In the past 12 hours, Sudan-related coverage is dominated by the escalation of accusations around drone attacks and the regional actors allegedly involved. Sudan’s government says recent strikes—including at Khartoum airport—were carried out using drones originating from neighbouring Ethiopia (Bahir Dar), with the UAE allegedly providing the drones. The same thread also appears in a separate report describing Sudan’s claim that drones targeting Khartoum were Emirati and launched from Bahir Dar, Ethiopia. Alongside this, there is also a focus on the human impact of the war and displacement: a report from Port Sudan highlights children’s schooling under displacement conditions, with UNICEF and local partners supporting accelerated learning for children affected by the conflict.
A second major strand in the last 12 hours is institutional and governance-related reporting that, while not always Sudan-specific, reflects a broader “state capacity” theme relevant to Sudan’s crisis. One article reports the appointment of a new board to the Registration Recognition and Certification Board (RRCB) to strengthen industrial relations and union recognition processes, emphasizing transparency and accountability. Another Sudan-adjacent item covers India–Sudan Foreign Office Consultations (FOC), where both sides reviewed bilateral ties and reaffirmed cooperation on sectors including health, education, energy, mining, agriculture, SMEs, and counter-terrorism—signalling continuity in diplomatic engagement even as conflict-related pressures persist.
Beyond Sudan, the most prominent regional context in the last 12 hours is the wider Middle East security and shipping environment shaped by the Iran war and Hormuz/Red Sea dynamics. Multiple items reference U.S. and Gulf actions and rhetoric around ending or managing the Iran conflict, and these are linked—directly or indirectly—to maritime chokepoints and trade disruption. In that context, one Reuters-based piece (within the last 12 hours) reports on a U.S. document suggesting sanctions relief for Eritrea, explicitly tying the decision to Eritrea’s Red Sea coastline and the strategic importance of Red Sea/Horn of Africa routes amid Hormuz constraints.

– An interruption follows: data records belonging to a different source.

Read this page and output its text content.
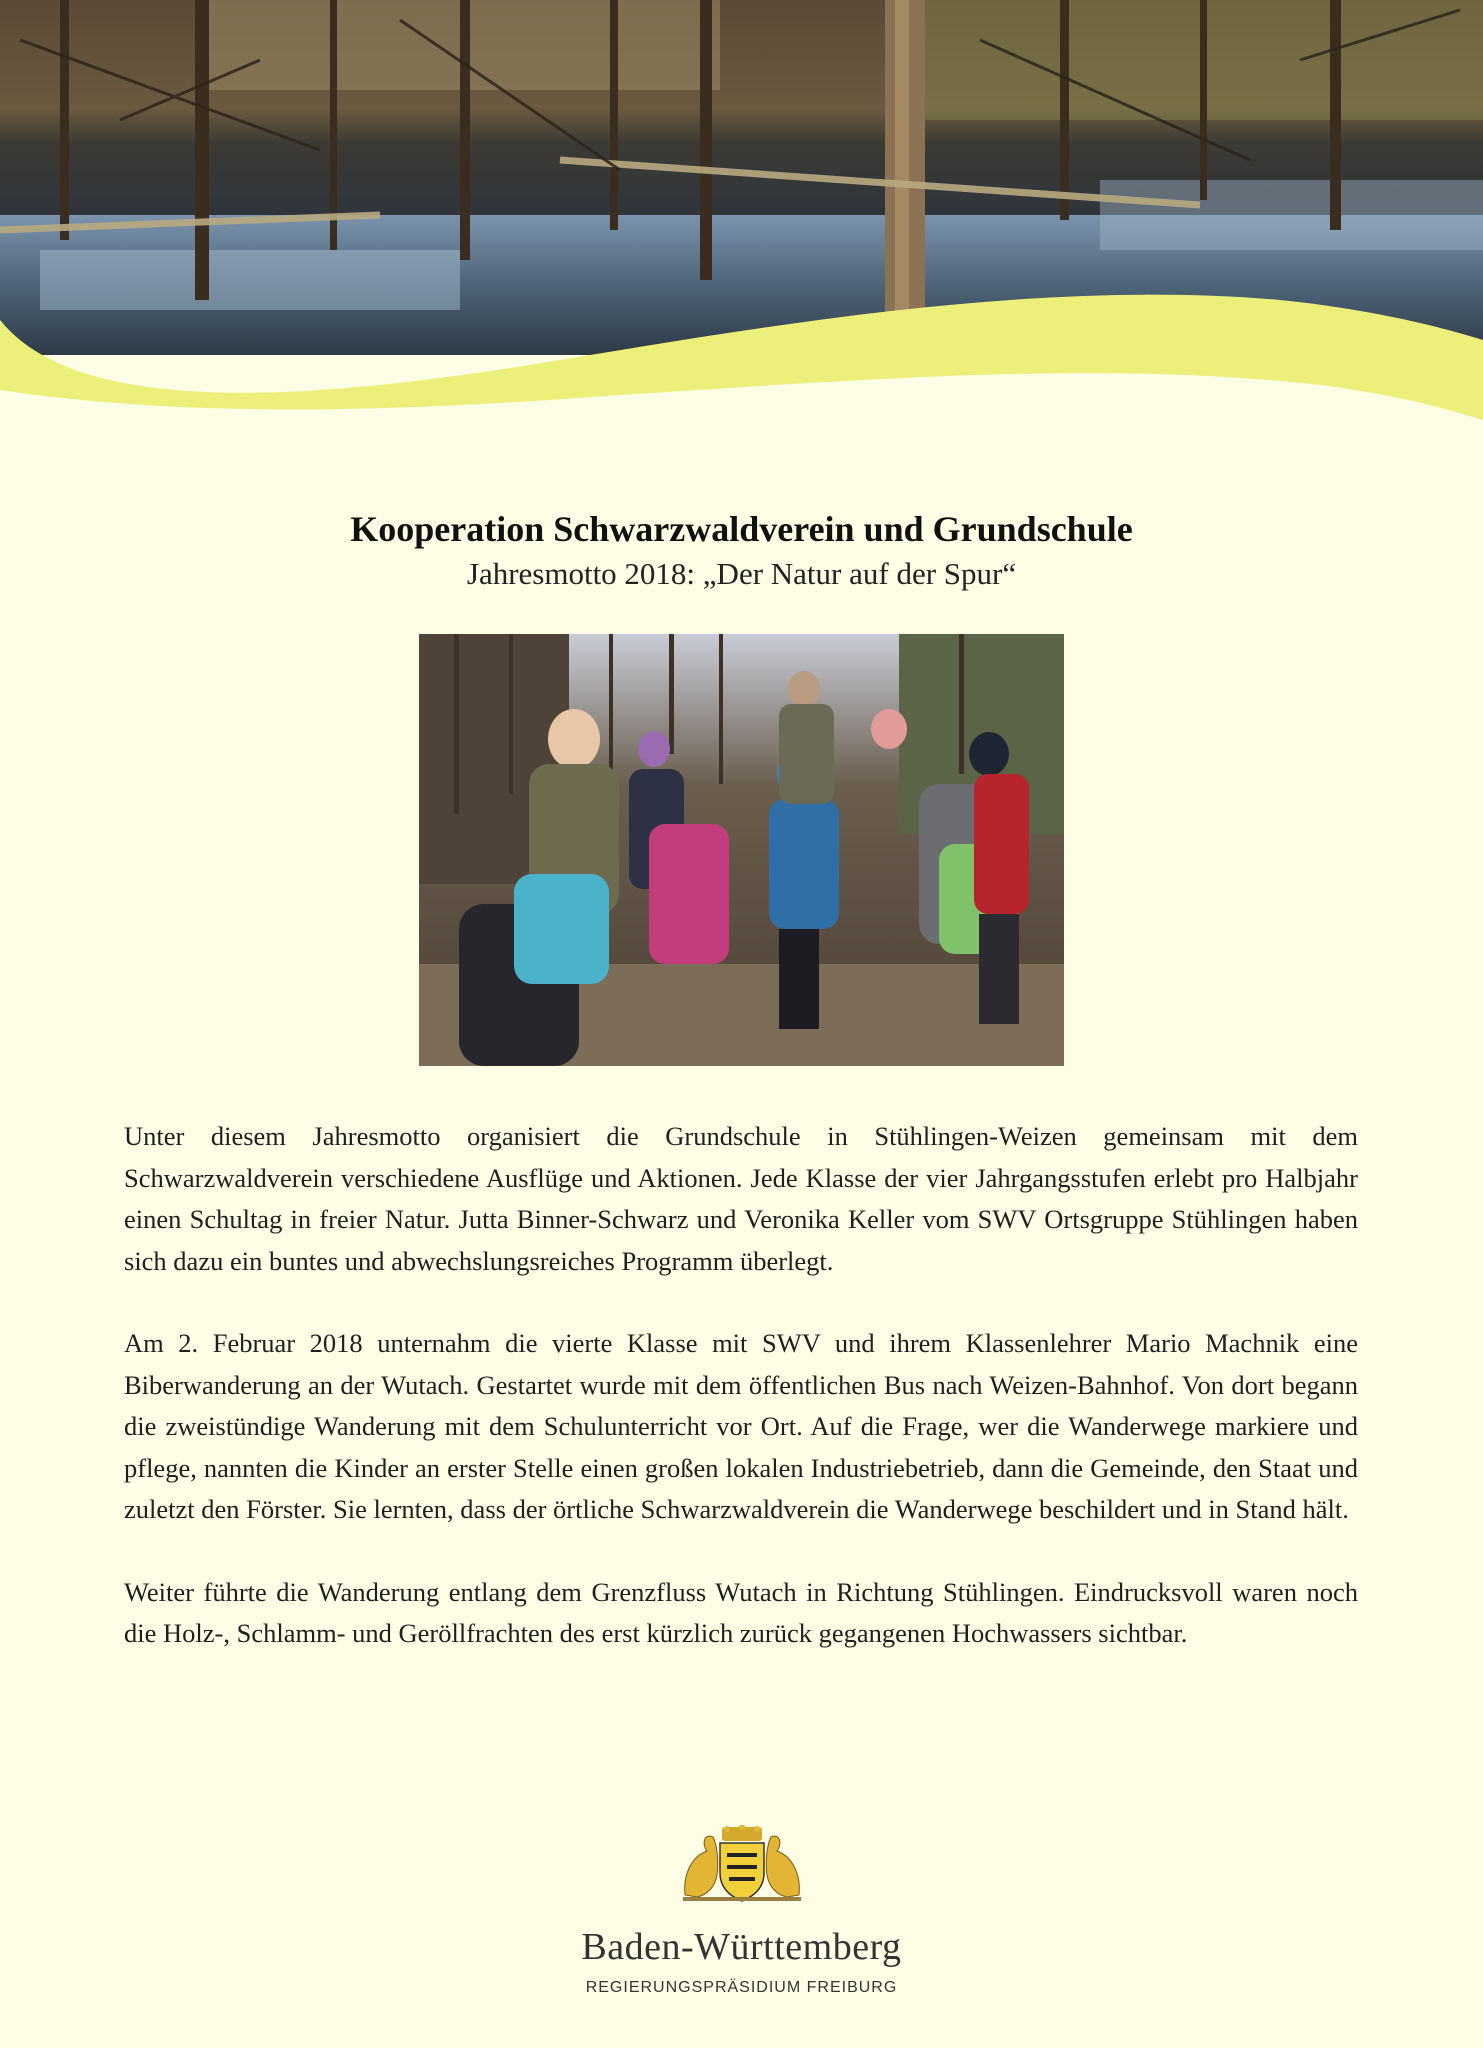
Kooperation Schwarzwaldverein und Grundschule
Jahresmotto 2018: „Der Natur auf der Spur“

Unter diesem Jahresmotto organisiert die Grundschule in Stühlingen-Weizen gemeinsam mit dem Schwarzwaldverein verschiedene Ausflüge und Aktionen. Jede Klasse der vier Jahrgangsstufen erlebt pro Halbjahr einen Schultag in freier Natur. Jutta Binner-Schwarz und Veronika Keller vom SWV Ortsgruppe Stühlingen haben sich dazu ein buntes und abwechslungsreiches Programm überlegt.

Am 2. Februar 2018 unternahm die vierte Klasse mit SWV und ihrem Klassenlehrer Mario Machnik eine Biberwanderung an der Wutach. Gestartet wurde mit dem öffentlichen Bus nach Weizen-Bahnhof. Von dort begann die zweistündige Wanderung mit dem Schulunterricht vor Ort. Auf die Frage, wer die Wanderwege markiere und pflege, nannten die Kinder an erster Stelle einen großen lokalen Industriebetrieb, dann die Gemeinde, den Staat und zuletzt den Förster. Sie lernten, dass der örtliche Schwarzwaldverein die Wanderwege beschildert und in Stand hält.

Weiter führte die Wanderung entlang dem Grenzfluss Wutach in Richtung Stühlingen. Eindrucksvoll waren noch die Holz-, Schlamm- und Geröllfrachten des erst kürzlich zurück gegangenen Hochwassers sichtbar.

Baden-Württemberg
REGIERUNGSPRÄSIDIUM FREIBURG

Looking slightly further back (12 to 72 hours ago), the same Sudan–Ethiopia–UAE dispute is reinforced with additional reporting: Sudan recalls its ambassador to Ethiopia over the Khartoum airport drone strike and reiterates blame on Ethiopia and the UAE. There is also continuity in the “war governance and humanitarian cost” framing: older items include UN warnings about rising humanitarian aid costs and delays, and broader reporting on Sudan’s displacement and schooling losses. Separately, a BBC-linked investigation (from the 3–7 day window) renews scrutiny of alleged foreign support networks for RSF, including claims involving mobile phone tracking data and alleged links reaching into the UAE—though the evidence is presented as investigative findings rather than a confirmed adjudication.
Overall, the most recent Sudan-specific signal is not a single confirmed operational breakthrough, but a tightening of the information and accountability narrative: Sudan is publicly attributing drone attacks to Ethiopia-based launch points and UAE involvement, while humanitarian reporting continues to document the war’s effects on children’s education and daily survival. However, the evidence in the provided set is largely accusatory and documentary/investigative rather than independently verified, so conclusions about responsibility should be treated cautiously.